Wednesday, March 14
Tracer technology can be used to probe reservoirs by conveying chemicals of various types with the injected fluids. Detection of tracers at the producers can prove well-to-well fluid communication in the case of interwell tracers, and tracer production curves helps to derive reservoir characteristics along the flow path. This session will focus on how tracers can be used in order to enhance the knowledge of the reservoir characteristics. It will include case studies demonstrating that this improved understanding can be transformed into value and impact the reservoir development.
For producing wells with long and/or multiple reservoir/wellbore interfaces, monitoring of their inflow profile is an important input for being able to optimise the performance of the wells and reservoirs. This is particularly true in the case of unwanted fluid breakthroughs. Inflow profile monitoring can be obtained by running time lapse production logs or by installing permanent in-well sensors. These two techniques may however prove to be unfeasible, expensive and/or risky in some situations (wells equipped with down-hole pumps and/or two stage completions, subsea and/or highly deviated wells). Inflow profile monitoring can also be obtained through tracer based techniques. Compared to the other two techniques, these qualitative alternative techniques offer benefits in terms of installation flexibility, cost, and safety. During this session, service providers and operating companies will share their experience on the design, installation, data acquisition, and interpretation aspects of implementing these tracer based techniques. They will also describe how the obtained information is later applied as input for optimising the performance of the wells and reservoirs.

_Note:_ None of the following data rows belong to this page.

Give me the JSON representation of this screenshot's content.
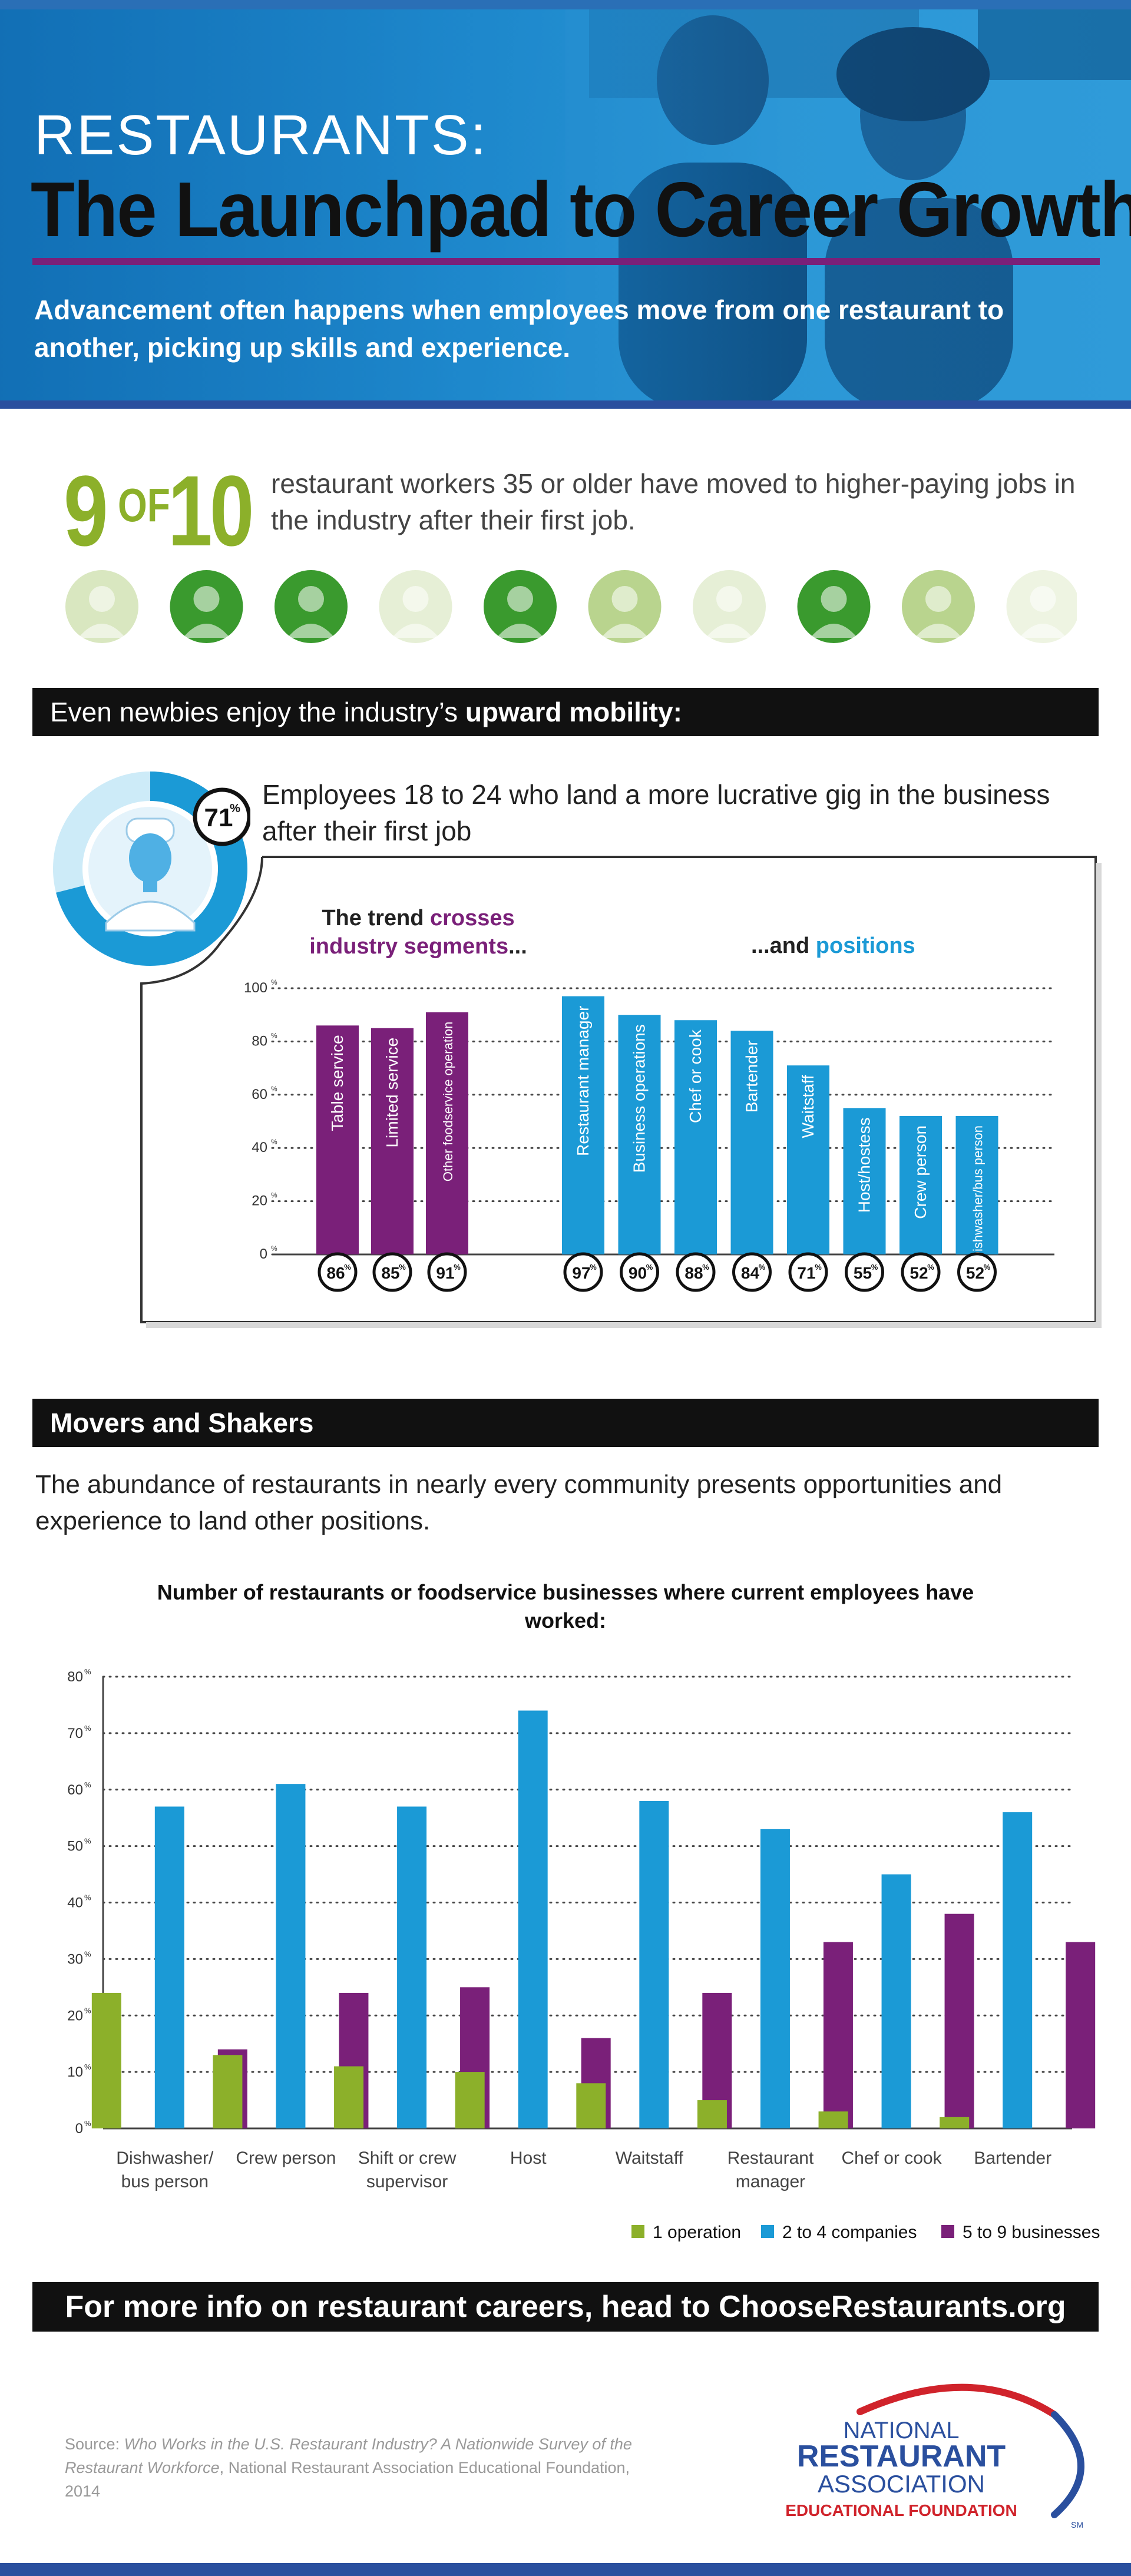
{
  "hero": {
    "pre_title": "RESTAURANTS:",
    "title": "The Launchpad to Career Growth",
    "subtitle": "Advancement often happens when employees move from one restaurant to another, picking up skills and experience."
  },
  "stat_nine": {
    "big1": "9",
    "of": "OF",
    "big2": "10",
    "text": "restaurant workers 35 or older have moved to higher-paying jobs in the industry after their first job.",
    "avatar_count": 10
  },
  "section1": {
    "header_plain": "Even newbies enjoy the industry’s ",
    "header_bold": "upward mobility:",
    "donut_value": 71,
    "donut_label": "71",
    "donut_unit": "%",
    "text": "Employees 18 to 24 who land a more lucrative gig in the business after their first job",
    "trend_left_pre": "The trend ",
    "trend_left_hl": "crosses",
    "trend_left_hl2": "industry segments",
    "trend_left_post": "...",
    "trend_right_pre": "...and ",
    "trend_right_hl": "positions"
  },
  "section2": {
    "header": "Movers and Shakers",
    "text": "The abundance of restaurants in nearly every community presents opportunities and experience to land other positions.",
    "chart_title": "Number of restaurants or foodservice businesses where current employees have worked:"
  },
  "footer": {
    "cta": "For more info on restaurant careers, head to ChooseRestaurants.org",
    "source_pre": "Source: ",
    "source_title": "Who Works in the U.S. Restaurant Industry? A Nationwide Survey of the Restaurant Workforce",
    "source_post": ", National Restaurant Association Educational Foundation, 2014",
    "logo_line1": "NATIONAL",
    "logo_line2": "RESTAURANT",
    "logo_line3": "ASSOCIATION",
    "logo_line4": "EDUCATIONAL FOUNDATION",
    "logo_sm": "SM"
  },
  "colors": {
    "green": "#8cb02a",
    "blue": "#1b9ad6",
    "purple": "#7a2079",
    "dark": "#111111"
  },
  "chart_data": [
    {
      "type": "bar",
      "unit": "%",
      "ylim": [
        0,
        100
      ],
      "yticks": [
        0,
        20,
        40,
        60,
        80,
        100
      ],
      "grid": true,
      "groups": [
        {
          "name": "industry segments",
          "color": "#7a2079",
          "categories": [
            "Table service",
            "Limited service",
            "Other foodservice operation"
          ],
          "values": [
            86,
            85,
            91
          ]
        },
        {
          "name": "positions",
          "color": "#1b9ad6",
          "categories": [
            "Restaurant manager",
            "Business operations",
            "Chef or cook",
            "Bartender",
            "Waitstaff",
            "Host/hostess",
            "Crew person",
            "Dishwasher/bus person"
          ],
          "values": [
            97,
            90,
            88,
            84,
            71,
            55,
            52,
            52
          ]
        }
      ]
    },
    {
      "type": "bar",
      "title": "Number of restaurants or foodservice businesses where current employees have worked:",
      "unit": "%",
      "ylim": [
        0,
        80
      ],
      "yticks": [
        0,
        10,
        20,
        30,
        40,
        50,
        60,
        70,
        80
      ],
      "grid": true,
      "legend": "bottom-right",
      "categories": [
        [
          "Dishwasher/",
          "bus person"
        ],
        [
          "Crew person"
        ],
        [
          "Shift or crew",
          "supervisor"
        ],
        [
          "Host"
        ],
        [
          "Waitstaff"
        ],
        [
          "Restaurant",
          "manager"
        ],
        [
          "Chef or cook"
        ],
        [
          "Bartender"
        ]
      ],
      "series": [
        {
          "name": "1 operation",
          "color": "#8cb02a",
          "values": [
            24,
            13,
            11,
            10,
            8,
            5,
            3,
            2
          ]
        },
        {
          "name": "2 to 4 companies",
          "color": "#1b9ad6",
          "values": [
            57,
            61,
            57,
            74,
            58,
            53,
            45,
            56
          ]
        },
        {
          "name": "5 to 9 businesses",
          "color": "#7a2079",
          "values": [
            14,
            24,
            25,
            16,
            24,
            33,
            38,
            33
          ]
        }
      ]
    }
  ]
}
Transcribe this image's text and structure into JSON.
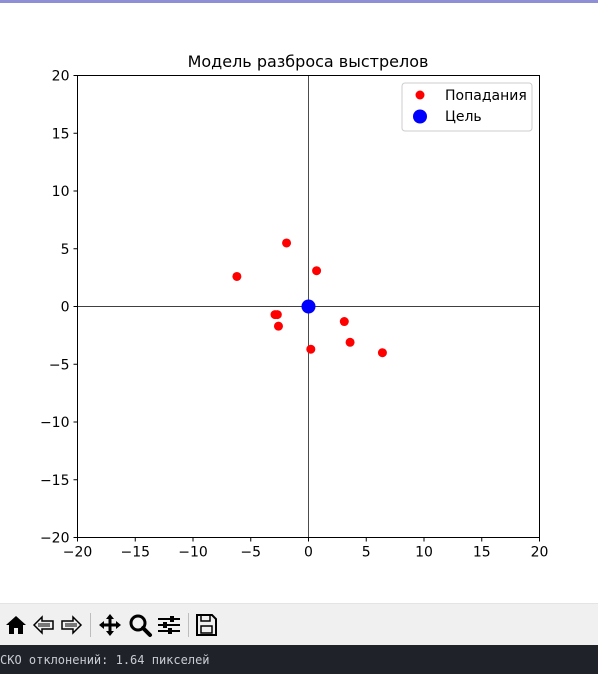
{
  "chart_data": {
    "type": "scatter",
    "title": "Модель разброса выстрелов",
    "xlabel": "",
    "ylabel": "",
    "xlim": [
      -20,
      20
    ],
    "ylim": [
      -20,
      20
    ],
    "xticks": [
      -20,
      -15,
      -10,
      -5,
      0,
      5,
      10,
      15,
      20
    ],
    "yticks": [
      -20,
      -15,
      -10,
      -5,
      0,
      5,
      10,
      15,
      20
    ],
    "tick_labels": [
      "−20",
      "−15",
      "−10",
      "−5",
      "0",
      "5",
      "10",
      "15",
      "20"
    ],
    "grid": false,
    "axis_lines": true,
    "legend_position": "top-right",
    "series": [
      {
        "name": "Попадания",
        "color": "#ff0000",
        "points": [
          {
            "x": -1.9,
            "y": 5.5
          },
          {
            "x": 0.7,
            "y": 3.1
          },
          {
            "x": -6.2,
            "y": 2.6
          },
          {
            "x": -2.9,
            "y": -0.7
          },
          {
            "x": -2.7,
            "y": -0.7
          },
          {
            "x": -2.6,
            "y": -1.7
          },
          {
            "x": 3.1,
            "y": -1.3
          },
          {
            "x": 3.6,
            "y": -3.1
          },
          {
            "x": 0.2,
            "y": -3.7
          },
          {
            "x": 6.4,
            "y": -4.0
          }
        ]
      },
      {
        "name": "Цель",
        "color": "#0000ff",
        "points": [
          {
            "x": 0,
            "y": 0
          }
        ]
      }
    ]
  },
  "toolbar": {
    "buttons": [
      "home-icon",
      "back-icon",
      "forward-icon",
      "pan-icon",
      "zoom-icon",
      "configure-icon",
      "save-icon"
    ]
  },
  "console": {
    "line": "СКО отклонений: 1.64 пикселей"
  }
}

Tracers are an essential component for successful EOR implementation. Tracers can be used in all stages of the EOR process from conception, pilots, and field implementation to improve decision making and ultimately reduce the risk associated with EOR. Tracers can identify EOR target oil, quantify EOR effectiveness, and identify flow paths. Tracer data should be used to balance flow fields and update simulation models, ultimately improving upon the ability of the producer to successfully advance their EOR projects. This session will touch upon tracer technologies applied to EOR and the insight that may be gained from tracer technology implementation in EOR projects.
Thursday, March 15
The goal of this session is to discuss the challenges and opportunities of the tracer technology in thermal recovery and unconventional resources. Commercial thermal recovery projects are relatively new within the oil and gas industry, so there is limited data, by another hand, unconventional development has shifted from dry gas to multi-phase liquid flow, 10,000 ft. is the new standard for lateral length, completions designs, are five times more intense than five years ago, and oil is half the price. Because of this, is considerable value in sharing knowledge and ideas to help overcome these challenges with tracers.
- Efficient recovery
- Applied in steam flood
- Characterising the properties
- Tracer selection criteria
- New tracers
- Hydraulic fractures diagnosis
- Method to understanding zonal contribution
- Case studies
Smart tracers are developed and used to provide information about reservoirs and wells including the DNA and smart tracers where operators gain insight into the effectiveness of fracture design and production profile. This session will cover the new and ongoing innovation in tracers and their applications in conventional and unconventional reservoirs to provide information to further optimise the production. This session is also open to presentations on new modelling and interpretation techniques to analyse tracer data.
The main objective of the session is to highlight the latest development of tracer technologies for conventional and unconventional resources and highlight the challenges encountered.